The home contains three bedrooms, three baths, a powder room and a kitchen. The architect left the sunken living room as is, incorporating it into his sun-splashed, open plan. “There’s a clerestory, so it’s full of light – a really wonderful place to be in a public space, and to see the ocean and the pool and the outside dining area,” he says.
Baer worked hand-in-glove with Bromley to make the views accessible, keeping artwork to a minimum and using simple, modular furniture. “It’s architectural in nature – I wanted to keep it low, so you can see over it to the water,” he says. “There’s as little wall art as possible, so you can appreciate the environment all around.”
Where some interior designers might depend on a signature look, Baer looks instead to his clients’ needs. In this case, he kept the walls, furniture and accessories in the same neutral palette as the tiles. “They all act as compatible elements to one another, for a complicity in design,” he says. “It’s plain and uncluttered, with the furniture in straight lines.”
Each of the three players involved in this renovation – the client, the architect and the interior designer – have lived on Fire Island at one point or another in their lives, which Baer says made it easy to pull the project together. “We all understood the flavor of the island,” he says. “It’s like a big summer camp for adults—it’s not like the Hamptons or Florida—and you don’t get that if you haven’t live there.”
Each also understood the roles of the others involved in the design. “It was a team that completely related to each other,” Baer says. “There was a mutual understanding.”
He and Bromley, in particular, work well together – something that’s often all too rare when an architect and interior designer collaborate on a project. Architects, Baer says, sometimes feel threatened by designers, fearful that they’ll come in behind them and obscure or even destroy their work.

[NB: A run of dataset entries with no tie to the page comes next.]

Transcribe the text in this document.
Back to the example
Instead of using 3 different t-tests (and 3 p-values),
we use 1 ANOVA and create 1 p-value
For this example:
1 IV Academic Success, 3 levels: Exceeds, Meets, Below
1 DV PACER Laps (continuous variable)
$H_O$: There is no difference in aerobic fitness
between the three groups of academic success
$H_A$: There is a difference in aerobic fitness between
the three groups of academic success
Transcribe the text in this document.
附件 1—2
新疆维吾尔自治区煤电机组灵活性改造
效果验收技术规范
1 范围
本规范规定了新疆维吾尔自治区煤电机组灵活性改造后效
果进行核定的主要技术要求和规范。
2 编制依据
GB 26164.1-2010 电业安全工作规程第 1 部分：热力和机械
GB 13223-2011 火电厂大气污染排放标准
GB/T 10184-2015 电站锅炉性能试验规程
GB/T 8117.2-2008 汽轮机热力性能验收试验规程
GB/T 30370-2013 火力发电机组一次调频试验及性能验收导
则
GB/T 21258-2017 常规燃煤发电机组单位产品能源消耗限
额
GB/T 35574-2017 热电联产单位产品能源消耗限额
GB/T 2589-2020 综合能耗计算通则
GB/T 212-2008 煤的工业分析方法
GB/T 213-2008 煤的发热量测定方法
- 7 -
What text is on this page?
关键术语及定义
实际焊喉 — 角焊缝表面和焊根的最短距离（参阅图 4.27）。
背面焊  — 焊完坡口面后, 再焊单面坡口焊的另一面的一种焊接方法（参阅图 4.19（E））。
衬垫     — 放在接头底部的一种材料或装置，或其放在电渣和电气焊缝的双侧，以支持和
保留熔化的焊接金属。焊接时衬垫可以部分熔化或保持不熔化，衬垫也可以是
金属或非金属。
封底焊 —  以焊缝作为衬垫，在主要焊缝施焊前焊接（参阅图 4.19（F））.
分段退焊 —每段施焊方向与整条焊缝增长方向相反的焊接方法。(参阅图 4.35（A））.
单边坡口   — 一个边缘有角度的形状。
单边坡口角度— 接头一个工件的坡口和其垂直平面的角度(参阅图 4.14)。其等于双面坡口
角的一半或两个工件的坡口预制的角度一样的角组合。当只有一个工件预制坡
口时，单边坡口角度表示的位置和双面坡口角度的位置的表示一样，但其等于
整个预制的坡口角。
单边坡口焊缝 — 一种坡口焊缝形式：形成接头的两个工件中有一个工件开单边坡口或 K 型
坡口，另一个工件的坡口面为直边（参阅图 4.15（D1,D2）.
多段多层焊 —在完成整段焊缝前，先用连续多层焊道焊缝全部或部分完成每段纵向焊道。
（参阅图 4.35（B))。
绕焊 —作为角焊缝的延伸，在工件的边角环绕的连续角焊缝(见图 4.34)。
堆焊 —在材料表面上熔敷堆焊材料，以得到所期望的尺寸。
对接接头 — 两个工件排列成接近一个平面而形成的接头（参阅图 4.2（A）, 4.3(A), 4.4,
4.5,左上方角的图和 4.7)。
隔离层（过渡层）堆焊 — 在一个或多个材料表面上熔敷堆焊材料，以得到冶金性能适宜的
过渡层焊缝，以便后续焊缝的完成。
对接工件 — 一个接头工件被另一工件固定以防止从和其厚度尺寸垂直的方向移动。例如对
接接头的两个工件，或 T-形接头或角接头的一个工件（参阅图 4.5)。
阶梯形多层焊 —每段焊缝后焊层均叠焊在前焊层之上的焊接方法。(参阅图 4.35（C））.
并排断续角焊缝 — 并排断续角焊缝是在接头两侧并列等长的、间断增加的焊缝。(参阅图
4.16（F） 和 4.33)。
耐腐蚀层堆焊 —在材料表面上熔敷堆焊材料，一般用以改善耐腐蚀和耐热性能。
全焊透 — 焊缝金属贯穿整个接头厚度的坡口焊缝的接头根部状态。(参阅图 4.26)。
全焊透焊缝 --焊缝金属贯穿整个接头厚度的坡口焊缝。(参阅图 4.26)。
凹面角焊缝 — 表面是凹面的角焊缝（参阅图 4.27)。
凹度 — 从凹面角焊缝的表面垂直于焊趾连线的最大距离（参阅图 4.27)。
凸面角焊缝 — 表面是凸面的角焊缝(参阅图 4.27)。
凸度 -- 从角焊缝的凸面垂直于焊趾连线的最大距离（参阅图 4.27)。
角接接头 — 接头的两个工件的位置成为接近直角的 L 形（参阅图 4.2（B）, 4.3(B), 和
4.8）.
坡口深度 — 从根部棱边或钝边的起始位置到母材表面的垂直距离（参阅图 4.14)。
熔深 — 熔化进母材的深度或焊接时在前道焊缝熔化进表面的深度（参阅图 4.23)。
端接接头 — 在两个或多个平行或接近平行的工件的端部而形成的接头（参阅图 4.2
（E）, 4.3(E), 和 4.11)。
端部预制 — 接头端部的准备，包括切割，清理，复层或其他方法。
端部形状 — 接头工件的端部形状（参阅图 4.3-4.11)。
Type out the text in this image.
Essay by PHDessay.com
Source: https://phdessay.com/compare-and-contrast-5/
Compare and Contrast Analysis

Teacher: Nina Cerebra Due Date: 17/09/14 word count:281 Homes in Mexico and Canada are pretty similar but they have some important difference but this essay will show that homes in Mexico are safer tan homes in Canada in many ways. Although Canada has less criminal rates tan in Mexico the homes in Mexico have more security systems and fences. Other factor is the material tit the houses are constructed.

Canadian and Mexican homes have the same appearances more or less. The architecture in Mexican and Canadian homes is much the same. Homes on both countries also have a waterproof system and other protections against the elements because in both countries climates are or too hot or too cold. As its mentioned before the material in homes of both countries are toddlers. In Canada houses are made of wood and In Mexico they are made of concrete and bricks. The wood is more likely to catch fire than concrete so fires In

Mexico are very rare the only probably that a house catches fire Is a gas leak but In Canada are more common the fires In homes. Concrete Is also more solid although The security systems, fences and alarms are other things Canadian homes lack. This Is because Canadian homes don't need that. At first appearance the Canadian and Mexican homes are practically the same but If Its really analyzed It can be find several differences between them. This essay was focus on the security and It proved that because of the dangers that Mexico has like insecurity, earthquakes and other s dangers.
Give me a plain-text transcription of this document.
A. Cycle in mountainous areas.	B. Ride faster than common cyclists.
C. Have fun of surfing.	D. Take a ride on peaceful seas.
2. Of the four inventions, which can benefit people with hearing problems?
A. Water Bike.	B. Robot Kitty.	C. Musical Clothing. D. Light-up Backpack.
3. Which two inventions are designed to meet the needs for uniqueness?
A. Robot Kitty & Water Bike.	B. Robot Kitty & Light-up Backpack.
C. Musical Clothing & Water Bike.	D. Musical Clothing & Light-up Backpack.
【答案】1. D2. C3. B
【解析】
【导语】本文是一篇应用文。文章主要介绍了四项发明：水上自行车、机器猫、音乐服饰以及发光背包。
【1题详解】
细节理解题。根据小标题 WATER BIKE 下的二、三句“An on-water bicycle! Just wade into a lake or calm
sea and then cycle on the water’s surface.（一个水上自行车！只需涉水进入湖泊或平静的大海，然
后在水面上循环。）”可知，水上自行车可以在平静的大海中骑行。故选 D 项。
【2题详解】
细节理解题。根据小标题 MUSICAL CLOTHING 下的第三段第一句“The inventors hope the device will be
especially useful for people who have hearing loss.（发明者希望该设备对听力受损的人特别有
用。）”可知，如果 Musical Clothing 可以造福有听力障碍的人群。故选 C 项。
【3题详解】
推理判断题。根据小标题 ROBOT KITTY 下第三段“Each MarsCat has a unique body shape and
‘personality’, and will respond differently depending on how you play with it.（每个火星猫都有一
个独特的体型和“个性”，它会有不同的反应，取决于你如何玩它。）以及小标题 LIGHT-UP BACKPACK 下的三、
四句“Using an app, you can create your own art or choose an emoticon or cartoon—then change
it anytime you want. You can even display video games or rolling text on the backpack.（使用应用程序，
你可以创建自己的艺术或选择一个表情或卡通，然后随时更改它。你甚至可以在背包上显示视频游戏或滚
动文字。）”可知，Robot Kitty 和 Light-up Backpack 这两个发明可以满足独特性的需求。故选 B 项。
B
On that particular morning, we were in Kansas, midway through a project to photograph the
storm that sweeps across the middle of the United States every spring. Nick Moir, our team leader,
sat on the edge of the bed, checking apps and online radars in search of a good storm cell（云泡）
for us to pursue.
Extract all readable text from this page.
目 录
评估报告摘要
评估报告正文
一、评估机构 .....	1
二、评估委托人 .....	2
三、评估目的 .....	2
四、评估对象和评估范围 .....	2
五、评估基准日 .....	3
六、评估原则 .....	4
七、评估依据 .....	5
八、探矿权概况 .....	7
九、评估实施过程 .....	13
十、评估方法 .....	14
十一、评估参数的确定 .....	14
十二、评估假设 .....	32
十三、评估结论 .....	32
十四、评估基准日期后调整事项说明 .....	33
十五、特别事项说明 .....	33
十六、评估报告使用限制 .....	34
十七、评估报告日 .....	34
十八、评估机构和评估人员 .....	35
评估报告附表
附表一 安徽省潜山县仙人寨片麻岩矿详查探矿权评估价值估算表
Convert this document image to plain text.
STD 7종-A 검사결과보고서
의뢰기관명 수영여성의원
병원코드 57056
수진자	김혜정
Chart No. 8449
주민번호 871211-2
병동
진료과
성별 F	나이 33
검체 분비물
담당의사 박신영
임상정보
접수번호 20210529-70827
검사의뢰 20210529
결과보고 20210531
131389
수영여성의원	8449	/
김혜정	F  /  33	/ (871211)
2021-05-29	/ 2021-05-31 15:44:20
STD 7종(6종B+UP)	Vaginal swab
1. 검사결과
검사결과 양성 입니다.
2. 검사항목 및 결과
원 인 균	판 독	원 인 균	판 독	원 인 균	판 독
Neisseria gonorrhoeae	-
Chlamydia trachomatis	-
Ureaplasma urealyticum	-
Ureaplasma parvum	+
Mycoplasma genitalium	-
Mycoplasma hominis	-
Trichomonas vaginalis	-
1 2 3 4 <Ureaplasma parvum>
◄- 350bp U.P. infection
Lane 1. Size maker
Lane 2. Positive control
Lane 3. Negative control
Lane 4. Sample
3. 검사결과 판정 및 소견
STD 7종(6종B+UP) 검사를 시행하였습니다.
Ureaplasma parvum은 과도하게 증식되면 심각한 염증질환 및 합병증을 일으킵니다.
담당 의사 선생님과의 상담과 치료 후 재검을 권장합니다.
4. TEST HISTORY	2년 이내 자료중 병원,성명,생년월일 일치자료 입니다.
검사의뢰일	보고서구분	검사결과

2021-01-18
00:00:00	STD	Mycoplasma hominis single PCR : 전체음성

That certainly was not the case here. “Scott has a really classic background, and it’s always a pleasure to work with him,” Baer says. “You don’t have to cover up a flaw or a wall – it’s a beautiful palette.”
So why Italian porcelain? “They have the best stuff, and seem to be the product we encounter most often” says Jerry Caldari, Bromley’s partner. “They’ve been doing it for centuries – go to Pompeii and you’ll see it there.”
Or to Bologna – where Caldari and Bromley spent time last September. When their guest house design won first place in the residential category in the 2017 Ceramics of Italy Tile Competition, they also won a trip to Cersaie, the world’s largest ceramic tile exhibition there.
That’s proof that a client who gives carte blanche to his designers can win in more ways than one.